JOSH
Forty-five minutesand dozens of questions later, the cops finally let us go.
Beanie had been taken into custody, and Jules and I walked in silence toward the metro station on the next street. Most people would freak out after being the victim of a mugging attempt, but she acted like she’d just finished grocery shopping.
I was less serene. Not only had I wasted an hour being grilled by the police, but I’d also missed the rest of the game.
“Tell me why every time I run into trouble, you’re involved,” I said through gritted teeth as the metro came into view.
“It’s not my fault you chose to walk down that street and you chose to stay for a merry interlude instead of going on your way,” Jules retorted. “I had it handled.”
I snorted, my shoes pounding a furious rhythm on the steps. I could’ve taken the escalator, but I needed to work off my aggravation. Jules must’ve felt the same way, because she was right there next to me, pissing me off.
“Merry interlude? Who talks like that? And there was nothing merry about it, I promise.” I reached the turnstiles and yanked out my wallet. “Too bad the police didn’t take you into custody too. You’re a menace to society.”
“According to who? You?” She looked me over with disdain.
“Yes.” I gave her a cold smile. “Me and every person who’s had the misfortune of running into you.”
It was a horrible thing to say, but between the letters, a long shift at the hospital, and my general existential crisis, I wasn’t feeling particularly charitable.
“God, you. Are,” Jules slammed her metro card on the reader with unnecessary force, “The. Worst.”
I passed through the turnstile behind her. “No, that would be your sense of self-preservation. It’s common sense to give muggers what they want.” The more I thought about it, the more her actions baffled and infuriated me. “What if you couldn’t disarm him? What if he had another weapon you didn’t know about? You could’ve fucking died!”
Jules’s face flushed. “Stop yelling at me. You’re not my father.”
“I’m not yelling!”
We stopped beneath the schedule board announcing the arrival of the next train in eight minutes. The station was empty save for a couple making out on one of the benches and a suited business type at the far end of the platform, and it was quiet enough for me to hear the furious rush of blood in my ears.
We glared at each other, our chests heaving with emotion. I wanted to shake her for being so stupid as to put her life in danger over a fucking phone and wallet.
Just because I didn’t like her didn’t mean I wanted her dead.
Not all the time, anyway.
I expected another snarky retort, but Jules turned away and lapsed into silence.
It was completely out of character and goddamn unnerving. I couldn’t remember the last time she let me have the last word.
I exhaled sharply through my nose, forcing myself to calm down and think clearly about the situation.
No matter how I felt about her, Jules was Ava’s friend, and she’d just survived an armed mugging attempt. Unless she was a damn robot, she couldn’t be as unaffected by what happened as she appeared.
I examined her out of the corner of my eye, taking in her tight jaw and ramrod-straight back. Her expression was blank—a little too much so.
My anger cooled, and I rubbed a hand over my jaw, torn. Jules and I didn’t comfort each other. We didn’t so much as say bless you when the other sneezed. But…
Dammit.
“You okay?” I asked gruffly. I couldn’t not check on someone after they almost died, no matter who they were. It went against everything I believed in as a doctor and a human being.
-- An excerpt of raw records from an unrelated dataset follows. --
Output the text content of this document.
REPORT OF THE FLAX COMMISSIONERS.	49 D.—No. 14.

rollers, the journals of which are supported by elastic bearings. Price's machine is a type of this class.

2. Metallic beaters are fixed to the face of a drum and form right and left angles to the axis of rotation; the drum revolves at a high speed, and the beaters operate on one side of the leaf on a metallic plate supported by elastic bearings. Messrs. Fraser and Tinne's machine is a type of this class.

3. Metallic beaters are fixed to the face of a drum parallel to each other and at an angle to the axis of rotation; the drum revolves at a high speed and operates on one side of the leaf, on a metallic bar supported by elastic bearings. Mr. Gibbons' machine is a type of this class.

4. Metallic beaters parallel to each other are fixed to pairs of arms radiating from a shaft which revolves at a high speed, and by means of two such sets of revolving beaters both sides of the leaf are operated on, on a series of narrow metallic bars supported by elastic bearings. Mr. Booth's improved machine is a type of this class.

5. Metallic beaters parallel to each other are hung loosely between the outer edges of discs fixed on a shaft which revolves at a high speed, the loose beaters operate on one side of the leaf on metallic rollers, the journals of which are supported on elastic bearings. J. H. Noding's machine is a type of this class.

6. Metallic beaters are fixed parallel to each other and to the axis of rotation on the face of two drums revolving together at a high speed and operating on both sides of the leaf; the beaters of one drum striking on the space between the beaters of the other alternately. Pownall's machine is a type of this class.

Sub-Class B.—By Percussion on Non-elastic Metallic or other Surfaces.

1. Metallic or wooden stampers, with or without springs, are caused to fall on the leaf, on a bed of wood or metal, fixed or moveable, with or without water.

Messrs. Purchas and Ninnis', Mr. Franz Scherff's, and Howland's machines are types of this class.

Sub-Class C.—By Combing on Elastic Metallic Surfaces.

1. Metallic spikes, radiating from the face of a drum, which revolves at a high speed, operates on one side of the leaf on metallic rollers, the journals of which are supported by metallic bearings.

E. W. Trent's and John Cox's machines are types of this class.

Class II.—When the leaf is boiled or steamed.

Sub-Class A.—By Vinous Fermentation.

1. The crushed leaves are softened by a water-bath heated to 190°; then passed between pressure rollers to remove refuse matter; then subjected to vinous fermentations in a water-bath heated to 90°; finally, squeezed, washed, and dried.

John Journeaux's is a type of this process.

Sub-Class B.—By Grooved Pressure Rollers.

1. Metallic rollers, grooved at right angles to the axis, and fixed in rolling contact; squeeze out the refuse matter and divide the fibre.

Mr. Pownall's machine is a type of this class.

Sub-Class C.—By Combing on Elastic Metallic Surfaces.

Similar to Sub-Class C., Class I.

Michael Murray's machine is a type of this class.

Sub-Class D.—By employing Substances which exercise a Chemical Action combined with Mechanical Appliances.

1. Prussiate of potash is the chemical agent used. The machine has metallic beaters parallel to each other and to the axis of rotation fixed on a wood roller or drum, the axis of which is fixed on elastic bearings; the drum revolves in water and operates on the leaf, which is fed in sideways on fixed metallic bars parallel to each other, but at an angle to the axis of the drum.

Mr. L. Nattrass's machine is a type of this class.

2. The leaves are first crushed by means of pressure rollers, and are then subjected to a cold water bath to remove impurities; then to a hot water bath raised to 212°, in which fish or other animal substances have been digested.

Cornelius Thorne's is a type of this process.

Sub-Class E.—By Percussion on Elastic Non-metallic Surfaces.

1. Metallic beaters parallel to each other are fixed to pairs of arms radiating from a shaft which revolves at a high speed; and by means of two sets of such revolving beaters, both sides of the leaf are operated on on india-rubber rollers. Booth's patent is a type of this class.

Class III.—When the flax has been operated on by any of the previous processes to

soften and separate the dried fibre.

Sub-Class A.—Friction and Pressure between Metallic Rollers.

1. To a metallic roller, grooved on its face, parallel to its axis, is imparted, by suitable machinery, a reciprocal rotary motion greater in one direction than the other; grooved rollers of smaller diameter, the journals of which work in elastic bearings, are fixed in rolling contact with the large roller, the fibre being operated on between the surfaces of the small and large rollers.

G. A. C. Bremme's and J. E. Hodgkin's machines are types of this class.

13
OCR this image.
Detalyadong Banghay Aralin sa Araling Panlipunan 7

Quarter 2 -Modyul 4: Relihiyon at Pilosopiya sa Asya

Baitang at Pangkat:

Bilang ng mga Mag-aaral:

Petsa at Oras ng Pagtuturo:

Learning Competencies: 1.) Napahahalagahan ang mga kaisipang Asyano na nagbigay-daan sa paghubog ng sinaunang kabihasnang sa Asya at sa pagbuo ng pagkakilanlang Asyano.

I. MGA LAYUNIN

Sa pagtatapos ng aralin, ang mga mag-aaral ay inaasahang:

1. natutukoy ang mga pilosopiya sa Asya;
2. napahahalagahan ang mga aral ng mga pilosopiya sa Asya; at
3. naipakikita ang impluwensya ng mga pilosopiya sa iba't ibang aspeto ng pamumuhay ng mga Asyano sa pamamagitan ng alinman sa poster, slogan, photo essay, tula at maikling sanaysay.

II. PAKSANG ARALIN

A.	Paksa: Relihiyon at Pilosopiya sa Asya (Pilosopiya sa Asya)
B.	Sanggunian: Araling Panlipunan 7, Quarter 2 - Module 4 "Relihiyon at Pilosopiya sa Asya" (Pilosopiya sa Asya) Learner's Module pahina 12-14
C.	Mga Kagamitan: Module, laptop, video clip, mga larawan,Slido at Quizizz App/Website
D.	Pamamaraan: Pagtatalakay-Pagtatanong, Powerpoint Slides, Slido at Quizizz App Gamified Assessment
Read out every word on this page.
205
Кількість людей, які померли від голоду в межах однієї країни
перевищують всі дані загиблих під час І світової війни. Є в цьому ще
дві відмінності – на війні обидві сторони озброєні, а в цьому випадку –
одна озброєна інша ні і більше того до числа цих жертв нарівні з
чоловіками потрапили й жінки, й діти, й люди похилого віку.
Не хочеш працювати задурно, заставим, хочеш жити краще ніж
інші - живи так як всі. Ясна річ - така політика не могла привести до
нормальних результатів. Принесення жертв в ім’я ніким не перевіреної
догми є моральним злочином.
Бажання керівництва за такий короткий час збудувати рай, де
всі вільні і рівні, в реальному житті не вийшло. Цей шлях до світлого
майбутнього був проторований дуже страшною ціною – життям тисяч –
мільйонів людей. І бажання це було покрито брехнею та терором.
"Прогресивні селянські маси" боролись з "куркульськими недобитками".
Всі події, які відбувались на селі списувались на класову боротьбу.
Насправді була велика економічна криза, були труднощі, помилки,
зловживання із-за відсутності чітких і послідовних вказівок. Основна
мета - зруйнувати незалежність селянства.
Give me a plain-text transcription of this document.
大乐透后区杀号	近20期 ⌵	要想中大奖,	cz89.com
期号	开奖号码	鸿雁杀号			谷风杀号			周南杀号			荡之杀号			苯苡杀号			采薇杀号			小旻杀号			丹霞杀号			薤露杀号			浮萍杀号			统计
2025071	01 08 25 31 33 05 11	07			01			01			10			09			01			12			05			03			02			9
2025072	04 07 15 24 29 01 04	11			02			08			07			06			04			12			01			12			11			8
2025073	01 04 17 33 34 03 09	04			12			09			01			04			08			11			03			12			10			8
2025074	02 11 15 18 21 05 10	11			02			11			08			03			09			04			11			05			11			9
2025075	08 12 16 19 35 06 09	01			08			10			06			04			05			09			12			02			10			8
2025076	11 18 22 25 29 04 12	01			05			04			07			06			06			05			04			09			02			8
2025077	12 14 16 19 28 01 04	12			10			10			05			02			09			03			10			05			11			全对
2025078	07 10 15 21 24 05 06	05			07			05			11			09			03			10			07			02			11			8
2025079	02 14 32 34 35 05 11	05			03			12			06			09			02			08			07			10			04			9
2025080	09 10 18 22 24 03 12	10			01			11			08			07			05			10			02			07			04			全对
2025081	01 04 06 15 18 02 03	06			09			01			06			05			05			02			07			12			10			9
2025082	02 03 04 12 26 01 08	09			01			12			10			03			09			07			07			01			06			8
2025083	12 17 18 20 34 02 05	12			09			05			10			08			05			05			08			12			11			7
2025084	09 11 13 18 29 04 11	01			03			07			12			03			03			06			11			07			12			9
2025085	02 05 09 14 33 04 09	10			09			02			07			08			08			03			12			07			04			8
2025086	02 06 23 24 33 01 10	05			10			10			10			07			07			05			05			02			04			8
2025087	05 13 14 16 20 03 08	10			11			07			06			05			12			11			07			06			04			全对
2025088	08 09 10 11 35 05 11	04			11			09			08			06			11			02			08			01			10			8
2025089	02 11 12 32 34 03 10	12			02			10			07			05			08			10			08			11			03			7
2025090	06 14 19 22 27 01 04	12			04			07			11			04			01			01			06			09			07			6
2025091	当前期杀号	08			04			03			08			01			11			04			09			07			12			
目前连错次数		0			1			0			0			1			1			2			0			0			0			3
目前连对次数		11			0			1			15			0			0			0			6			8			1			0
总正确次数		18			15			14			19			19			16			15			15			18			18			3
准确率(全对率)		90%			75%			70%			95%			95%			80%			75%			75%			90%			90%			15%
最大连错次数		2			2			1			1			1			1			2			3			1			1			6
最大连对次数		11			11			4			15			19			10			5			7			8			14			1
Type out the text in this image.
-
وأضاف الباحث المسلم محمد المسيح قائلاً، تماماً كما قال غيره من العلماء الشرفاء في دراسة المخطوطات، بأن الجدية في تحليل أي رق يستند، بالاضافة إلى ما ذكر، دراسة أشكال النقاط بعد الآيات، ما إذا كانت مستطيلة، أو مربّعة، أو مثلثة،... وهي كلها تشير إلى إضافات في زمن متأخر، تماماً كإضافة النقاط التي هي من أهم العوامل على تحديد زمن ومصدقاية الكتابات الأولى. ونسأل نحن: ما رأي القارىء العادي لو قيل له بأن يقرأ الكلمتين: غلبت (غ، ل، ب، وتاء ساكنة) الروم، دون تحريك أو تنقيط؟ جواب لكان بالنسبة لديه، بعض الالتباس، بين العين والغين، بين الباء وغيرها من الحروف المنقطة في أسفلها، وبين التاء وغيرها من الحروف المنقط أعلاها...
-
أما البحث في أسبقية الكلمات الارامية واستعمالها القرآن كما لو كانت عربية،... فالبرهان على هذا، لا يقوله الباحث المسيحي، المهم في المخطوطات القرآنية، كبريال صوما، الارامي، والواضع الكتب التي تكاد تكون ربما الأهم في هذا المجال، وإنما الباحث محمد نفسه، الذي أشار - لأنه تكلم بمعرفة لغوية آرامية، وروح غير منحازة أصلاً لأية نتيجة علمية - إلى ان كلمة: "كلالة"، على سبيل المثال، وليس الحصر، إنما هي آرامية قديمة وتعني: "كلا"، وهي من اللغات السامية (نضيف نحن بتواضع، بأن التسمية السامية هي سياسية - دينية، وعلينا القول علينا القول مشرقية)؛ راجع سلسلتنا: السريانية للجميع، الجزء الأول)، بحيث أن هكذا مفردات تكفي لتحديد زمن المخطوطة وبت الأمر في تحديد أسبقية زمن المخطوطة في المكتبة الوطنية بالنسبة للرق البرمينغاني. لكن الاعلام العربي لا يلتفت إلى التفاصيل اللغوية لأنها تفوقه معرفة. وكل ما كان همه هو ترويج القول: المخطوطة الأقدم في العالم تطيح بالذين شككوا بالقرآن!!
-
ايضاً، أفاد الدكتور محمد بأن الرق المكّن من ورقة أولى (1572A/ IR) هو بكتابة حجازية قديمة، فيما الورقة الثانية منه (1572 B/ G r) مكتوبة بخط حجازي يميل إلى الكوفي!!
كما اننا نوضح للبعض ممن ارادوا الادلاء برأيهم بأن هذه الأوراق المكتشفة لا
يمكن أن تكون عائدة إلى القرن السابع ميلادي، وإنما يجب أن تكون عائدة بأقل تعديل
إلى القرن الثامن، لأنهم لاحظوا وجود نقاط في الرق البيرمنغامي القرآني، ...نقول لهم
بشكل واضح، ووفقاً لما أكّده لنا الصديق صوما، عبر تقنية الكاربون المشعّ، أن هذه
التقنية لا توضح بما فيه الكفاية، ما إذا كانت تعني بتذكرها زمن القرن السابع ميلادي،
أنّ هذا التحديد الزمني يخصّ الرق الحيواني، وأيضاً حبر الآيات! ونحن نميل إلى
“I’m fine.” Jules tucked her hair behind her ear, her voice flat, but I detected a slight shake in her hand.
Adrenaline rushes were crazy things. They made you stronger, more focused. They made you feel invincible. But once the high disappeared and you crashed back to earth, you had to deal with the aftermath—the shaky hands, the weak legs, the worries you’d staved off for a brief moment in time only to all come rushing back in one giant flood.
I would bet my last dollar Jules was in the midst of a post-rush crash.
“Are you hurt?”
“No. I got the gun away from him before he could do anything.” Jules stared straight ahead, so intense I half-expected her to burn a hole in the station wall.
“Didn’t realize you were a secret super soldier.” I attempted to lighten the air, though I was curious as hell as to what happened. We’d talked to the police separately, so I hadn’t heard her recount how she’d disarmed Beanie.
“You don’t have to be a super soldier to disarm someone.” She wrinkled her nose. Finally. A sign of normality. “I took self-defense classes when I was younger. They included learning how to handle a mugger.”
Huh. I wouldn’t have figured her for someone who took self-defense classes.
The train pulled into the station before I could respond. There were no empty seats since the stop before this one was a popular hub, so we stood shoulder-to-shoulder near the doors until we reached Hazelburg, the Maryland suburb that housed Thayer’s campus.
Jules and I used to be next door neighbors when she and Ava lived together their senior year, but Ava had since moved to the city and I’d rented a new place. There were too many unwanted memories in my old house.
Still, Hazelburg was a small town, and my and Jules’s houses were only a twenty-minute walk from each other.
We unconsciously fell into step beside each other after exiting the station.